Carl Braaten writes about how the ELCA got to the point of the recent decisions on gay clergy.
His diagnosis of the current mindset of many Christians is accurate far beyond the confines of the ELCA:
Modern Protestantism is an amalgamation of historic Christianity and the principles of the Enlightenment, its rationalism, subjectivism, and anthropocentrism. The underlying assumption is the neo-gnostic belief in the inner-dwelling of God, such that everyone is endowed with the inner light that only needs to be uncovered. The light of truth does not shine through the Scriptures and the Christian tradition as much as through scientific reason and individual experience. This is what happened in Minneapolis: appeals to reason and experience trumped Scripture and tradition, punctuated with pious injunctions of Lutheran slogans and clichés.

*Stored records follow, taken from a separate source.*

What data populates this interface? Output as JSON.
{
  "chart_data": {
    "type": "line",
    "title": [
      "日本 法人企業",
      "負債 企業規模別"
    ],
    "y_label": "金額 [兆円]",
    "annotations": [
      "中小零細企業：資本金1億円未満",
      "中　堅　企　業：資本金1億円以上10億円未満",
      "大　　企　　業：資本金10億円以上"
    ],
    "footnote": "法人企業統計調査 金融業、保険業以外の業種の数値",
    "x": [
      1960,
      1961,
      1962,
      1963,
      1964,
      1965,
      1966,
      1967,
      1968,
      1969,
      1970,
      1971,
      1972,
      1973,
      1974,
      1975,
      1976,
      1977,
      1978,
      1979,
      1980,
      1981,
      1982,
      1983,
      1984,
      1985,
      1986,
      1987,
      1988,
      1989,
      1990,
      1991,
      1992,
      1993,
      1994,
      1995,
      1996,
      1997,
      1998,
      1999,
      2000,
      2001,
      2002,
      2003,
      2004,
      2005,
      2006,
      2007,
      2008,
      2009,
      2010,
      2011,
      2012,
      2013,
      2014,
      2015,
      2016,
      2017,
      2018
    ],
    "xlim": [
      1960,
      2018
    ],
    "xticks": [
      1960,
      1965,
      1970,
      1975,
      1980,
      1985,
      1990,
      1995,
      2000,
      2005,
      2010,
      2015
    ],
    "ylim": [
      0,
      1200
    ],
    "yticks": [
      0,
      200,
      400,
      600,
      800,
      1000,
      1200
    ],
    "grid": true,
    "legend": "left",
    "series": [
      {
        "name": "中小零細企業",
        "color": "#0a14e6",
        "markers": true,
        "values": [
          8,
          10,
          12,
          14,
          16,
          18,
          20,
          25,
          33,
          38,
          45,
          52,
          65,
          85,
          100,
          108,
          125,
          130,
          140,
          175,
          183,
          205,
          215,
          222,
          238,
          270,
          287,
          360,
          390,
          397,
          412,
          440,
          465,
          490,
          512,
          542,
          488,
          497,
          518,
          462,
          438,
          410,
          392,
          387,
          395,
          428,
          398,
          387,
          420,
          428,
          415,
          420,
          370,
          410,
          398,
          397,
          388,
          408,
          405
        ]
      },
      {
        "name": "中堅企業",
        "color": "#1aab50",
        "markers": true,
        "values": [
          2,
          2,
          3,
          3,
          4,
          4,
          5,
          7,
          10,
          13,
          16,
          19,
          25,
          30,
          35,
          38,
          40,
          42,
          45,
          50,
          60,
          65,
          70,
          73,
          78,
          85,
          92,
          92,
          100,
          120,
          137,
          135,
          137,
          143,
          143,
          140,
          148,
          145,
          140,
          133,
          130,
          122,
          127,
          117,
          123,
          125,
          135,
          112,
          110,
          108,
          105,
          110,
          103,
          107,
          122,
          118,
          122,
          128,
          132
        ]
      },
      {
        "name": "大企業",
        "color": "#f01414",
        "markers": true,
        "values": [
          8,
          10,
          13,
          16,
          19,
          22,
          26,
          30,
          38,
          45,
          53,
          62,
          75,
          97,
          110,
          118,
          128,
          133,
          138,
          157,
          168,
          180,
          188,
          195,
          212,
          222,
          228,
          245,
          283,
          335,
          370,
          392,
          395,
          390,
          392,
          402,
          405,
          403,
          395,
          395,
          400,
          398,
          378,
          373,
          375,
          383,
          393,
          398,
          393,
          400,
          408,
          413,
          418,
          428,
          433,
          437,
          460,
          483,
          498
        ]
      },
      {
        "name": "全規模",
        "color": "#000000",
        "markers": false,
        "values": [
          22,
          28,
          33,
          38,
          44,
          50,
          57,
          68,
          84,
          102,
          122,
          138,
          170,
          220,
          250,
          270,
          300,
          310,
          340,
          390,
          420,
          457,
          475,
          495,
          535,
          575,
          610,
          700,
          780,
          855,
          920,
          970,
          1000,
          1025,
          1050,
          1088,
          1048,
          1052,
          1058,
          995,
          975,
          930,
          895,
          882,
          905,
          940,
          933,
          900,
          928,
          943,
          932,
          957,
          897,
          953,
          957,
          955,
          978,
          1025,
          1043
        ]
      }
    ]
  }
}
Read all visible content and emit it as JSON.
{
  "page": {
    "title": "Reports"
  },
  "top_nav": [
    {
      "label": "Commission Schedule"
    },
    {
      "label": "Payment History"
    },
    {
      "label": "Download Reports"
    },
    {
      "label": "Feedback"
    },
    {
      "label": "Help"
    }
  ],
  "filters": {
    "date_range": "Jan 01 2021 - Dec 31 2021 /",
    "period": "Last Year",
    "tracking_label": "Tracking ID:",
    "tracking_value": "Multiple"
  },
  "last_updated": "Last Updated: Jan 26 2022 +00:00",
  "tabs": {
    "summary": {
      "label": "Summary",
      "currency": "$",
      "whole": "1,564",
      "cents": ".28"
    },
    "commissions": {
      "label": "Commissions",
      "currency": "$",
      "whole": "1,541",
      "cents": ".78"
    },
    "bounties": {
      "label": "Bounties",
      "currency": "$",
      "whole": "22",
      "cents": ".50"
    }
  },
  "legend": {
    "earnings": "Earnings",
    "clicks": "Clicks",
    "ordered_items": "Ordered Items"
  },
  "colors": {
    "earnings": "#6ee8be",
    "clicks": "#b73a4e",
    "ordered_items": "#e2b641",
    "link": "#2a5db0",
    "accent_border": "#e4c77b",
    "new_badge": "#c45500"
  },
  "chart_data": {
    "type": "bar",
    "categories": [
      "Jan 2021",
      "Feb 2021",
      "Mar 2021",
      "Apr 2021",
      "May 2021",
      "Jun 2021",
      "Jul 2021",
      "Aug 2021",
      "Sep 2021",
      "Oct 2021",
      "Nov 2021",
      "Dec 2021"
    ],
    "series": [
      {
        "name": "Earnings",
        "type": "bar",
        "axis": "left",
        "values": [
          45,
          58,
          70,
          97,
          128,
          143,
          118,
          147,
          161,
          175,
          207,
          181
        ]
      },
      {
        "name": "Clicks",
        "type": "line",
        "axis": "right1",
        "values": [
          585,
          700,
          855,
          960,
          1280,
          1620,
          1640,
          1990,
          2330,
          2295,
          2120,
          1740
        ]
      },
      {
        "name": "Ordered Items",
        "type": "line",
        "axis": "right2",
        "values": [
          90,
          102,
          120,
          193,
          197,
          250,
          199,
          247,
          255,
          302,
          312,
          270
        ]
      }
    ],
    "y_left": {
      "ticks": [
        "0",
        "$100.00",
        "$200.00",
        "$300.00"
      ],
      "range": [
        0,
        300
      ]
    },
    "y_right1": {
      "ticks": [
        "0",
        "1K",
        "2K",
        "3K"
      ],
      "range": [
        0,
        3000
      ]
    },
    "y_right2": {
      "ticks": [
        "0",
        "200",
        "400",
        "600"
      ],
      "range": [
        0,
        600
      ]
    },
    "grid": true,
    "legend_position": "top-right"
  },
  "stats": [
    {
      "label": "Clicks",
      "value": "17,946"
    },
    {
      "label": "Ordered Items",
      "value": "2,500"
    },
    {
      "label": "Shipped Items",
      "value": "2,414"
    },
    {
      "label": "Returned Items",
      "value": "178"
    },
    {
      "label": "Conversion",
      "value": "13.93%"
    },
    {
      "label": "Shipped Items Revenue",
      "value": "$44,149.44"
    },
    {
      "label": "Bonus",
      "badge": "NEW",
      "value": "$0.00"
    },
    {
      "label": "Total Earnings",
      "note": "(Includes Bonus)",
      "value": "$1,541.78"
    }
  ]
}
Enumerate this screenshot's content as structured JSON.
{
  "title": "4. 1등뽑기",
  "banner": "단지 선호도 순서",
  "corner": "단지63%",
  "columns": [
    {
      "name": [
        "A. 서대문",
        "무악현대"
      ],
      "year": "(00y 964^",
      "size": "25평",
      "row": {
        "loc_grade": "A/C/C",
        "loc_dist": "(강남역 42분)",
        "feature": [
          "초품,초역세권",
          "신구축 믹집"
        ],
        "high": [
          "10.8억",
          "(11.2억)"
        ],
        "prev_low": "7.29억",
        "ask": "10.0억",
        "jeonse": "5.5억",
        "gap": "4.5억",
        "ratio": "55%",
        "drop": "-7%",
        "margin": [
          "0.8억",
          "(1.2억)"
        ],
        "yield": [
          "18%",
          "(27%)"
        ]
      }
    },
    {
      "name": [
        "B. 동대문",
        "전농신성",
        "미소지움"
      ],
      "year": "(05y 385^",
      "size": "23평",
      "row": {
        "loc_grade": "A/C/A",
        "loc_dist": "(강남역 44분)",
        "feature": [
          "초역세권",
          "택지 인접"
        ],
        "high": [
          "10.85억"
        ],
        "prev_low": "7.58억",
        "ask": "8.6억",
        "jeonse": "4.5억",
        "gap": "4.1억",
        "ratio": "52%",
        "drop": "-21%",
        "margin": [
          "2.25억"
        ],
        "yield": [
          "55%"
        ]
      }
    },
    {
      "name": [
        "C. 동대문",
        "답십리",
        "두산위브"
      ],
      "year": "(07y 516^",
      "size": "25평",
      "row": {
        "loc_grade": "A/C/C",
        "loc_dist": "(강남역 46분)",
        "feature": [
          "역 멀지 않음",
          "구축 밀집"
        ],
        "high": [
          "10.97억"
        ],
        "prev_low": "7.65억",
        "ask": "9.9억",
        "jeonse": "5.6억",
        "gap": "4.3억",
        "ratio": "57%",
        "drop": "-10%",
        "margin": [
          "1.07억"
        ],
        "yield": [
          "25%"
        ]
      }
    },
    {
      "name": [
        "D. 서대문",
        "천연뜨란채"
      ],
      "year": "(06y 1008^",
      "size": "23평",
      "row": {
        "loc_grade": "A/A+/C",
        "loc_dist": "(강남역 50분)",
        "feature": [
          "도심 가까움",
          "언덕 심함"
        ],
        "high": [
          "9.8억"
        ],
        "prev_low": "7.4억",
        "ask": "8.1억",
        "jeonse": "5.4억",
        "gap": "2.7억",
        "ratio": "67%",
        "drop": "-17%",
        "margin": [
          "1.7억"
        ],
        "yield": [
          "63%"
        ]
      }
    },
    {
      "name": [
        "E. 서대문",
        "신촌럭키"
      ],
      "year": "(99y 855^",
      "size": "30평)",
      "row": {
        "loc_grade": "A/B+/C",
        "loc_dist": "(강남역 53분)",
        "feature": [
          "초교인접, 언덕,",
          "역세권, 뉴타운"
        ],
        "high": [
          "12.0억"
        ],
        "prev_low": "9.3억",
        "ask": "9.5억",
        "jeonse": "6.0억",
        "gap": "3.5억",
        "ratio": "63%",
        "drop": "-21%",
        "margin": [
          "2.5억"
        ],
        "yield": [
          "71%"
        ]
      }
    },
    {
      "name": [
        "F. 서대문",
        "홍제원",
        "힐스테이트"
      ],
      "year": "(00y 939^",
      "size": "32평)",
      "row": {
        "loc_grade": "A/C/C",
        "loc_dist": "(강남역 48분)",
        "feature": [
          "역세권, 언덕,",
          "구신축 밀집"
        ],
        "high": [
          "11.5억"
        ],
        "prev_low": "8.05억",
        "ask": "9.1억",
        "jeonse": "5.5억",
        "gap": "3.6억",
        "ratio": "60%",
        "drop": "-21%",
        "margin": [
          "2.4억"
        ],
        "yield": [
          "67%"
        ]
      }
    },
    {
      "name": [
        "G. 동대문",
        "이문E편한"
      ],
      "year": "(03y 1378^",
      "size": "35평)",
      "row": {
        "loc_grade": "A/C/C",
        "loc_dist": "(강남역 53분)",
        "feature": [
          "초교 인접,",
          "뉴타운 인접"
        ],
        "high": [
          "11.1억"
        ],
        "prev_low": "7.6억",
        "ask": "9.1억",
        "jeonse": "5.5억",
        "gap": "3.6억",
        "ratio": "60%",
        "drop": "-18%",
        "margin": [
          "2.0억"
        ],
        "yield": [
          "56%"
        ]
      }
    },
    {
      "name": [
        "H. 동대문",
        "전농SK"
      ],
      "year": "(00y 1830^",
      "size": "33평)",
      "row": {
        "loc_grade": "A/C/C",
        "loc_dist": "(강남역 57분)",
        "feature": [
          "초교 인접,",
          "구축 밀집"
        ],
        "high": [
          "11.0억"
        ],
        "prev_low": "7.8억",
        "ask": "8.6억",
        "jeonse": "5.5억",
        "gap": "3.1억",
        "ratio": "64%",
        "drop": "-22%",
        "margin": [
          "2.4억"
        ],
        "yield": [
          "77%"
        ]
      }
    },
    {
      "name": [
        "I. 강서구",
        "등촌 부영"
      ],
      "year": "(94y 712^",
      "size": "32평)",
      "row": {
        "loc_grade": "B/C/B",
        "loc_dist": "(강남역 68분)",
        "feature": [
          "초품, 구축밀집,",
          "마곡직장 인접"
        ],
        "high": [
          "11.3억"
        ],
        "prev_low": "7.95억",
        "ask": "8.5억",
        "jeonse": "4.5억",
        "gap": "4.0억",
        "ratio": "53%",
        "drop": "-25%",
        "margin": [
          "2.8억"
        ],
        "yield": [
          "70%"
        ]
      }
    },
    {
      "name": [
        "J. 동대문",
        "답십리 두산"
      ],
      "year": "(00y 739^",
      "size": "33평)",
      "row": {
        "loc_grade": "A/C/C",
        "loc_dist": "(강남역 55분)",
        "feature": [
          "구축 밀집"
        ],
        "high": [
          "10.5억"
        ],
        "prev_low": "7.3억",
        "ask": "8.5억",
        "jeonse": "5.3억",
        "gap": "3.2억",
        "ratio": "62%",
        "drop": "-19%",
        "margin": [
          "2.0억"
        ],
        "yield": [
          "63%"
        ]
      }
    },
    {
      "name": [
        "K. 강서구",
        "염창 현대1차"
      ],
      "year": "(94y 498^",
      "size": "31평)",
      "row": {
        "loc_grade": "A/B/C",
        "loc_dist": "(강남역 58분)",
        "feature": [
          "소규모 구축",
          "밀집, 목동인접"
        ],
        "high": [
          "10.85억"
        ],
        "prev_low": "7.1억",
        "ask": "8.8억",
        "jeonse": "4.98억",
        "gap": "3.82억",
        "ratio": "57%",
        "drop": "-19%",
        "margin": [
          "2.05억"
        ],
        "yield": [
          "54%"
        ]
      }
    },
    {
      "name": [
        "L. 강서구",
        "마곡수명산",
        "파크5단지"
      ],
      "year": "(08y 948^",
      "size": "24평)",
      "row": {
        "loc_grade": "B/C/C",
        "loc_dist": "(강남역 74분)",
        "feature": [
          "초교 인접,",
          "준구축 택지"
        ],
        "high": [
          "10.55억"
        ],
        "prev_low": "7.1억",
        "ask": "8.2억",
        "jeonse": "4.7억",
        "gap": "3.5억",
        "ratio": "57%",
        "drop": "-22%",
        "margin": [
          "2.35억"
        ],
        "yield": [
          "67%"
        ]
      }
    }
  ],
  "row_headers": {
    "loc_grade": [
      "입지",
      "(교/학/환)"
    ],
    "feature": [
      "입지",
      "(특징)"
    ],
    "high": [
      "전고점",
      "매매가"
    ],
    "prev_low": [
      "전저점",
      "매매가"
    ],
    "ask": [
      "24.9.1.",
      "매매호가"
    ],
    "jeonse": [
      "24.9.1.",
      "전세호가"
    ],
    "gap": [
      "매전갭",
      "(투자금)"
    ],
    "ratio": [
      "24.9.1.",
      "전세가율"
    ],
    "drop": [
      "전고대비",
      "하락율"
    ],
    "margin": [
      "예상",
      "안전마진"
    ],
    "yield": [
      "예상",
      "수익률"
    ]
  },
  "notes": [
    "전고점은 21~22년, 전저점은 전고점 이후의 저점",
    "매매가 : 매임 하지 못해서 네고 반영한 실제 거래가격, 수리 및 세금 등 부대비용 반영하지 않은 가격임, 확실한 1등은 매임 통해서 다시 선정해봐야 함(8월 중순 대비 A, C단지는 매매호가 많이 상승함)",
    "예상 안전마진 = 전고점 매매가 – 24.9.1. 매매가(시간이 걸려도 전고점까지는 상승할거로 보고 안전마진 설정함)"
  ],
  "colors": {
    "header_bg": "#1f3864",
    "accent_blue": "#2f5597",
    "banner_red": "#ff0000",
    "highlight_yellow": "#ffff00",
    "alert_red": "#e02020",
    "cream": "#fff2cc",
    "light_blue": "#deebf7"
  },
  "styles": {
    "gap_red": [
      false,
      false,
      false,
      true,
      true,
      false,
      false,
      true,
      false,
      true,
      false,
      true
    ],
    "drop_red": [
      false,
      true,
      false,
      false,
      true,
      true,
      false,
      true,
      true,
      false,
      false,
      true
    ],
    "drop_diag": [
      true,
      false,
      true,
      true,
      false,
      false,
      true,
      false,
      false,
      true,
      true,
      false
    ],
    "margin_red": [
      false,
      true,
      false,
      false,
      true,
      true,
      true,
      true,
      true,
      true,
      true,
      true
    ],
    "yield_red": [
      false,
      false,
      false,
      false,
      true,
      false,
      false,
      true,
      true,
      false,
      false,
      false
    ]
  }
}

And another good paragraph:
There was no lack of Lutheran slogans and clichés flying around the mikes at the Convention Center in Minneapolis. Bishop Mark Hanson voiced them well, as did most of the speakers. The Lutheran lingo reminded me of the phrase Erik Petersen coined to describe modern German Protestantism in its defection from the doctrinal theology of the Reformation; it’s “the aroma of an empty bottle.” There’s not much left of the original Reformation. The Lutheran “solas” can be used as slogans to mean the opposite of what the Lutheran confessors intended. In the current circumstance they are the tell-tale clichés of “gospel reductionism.”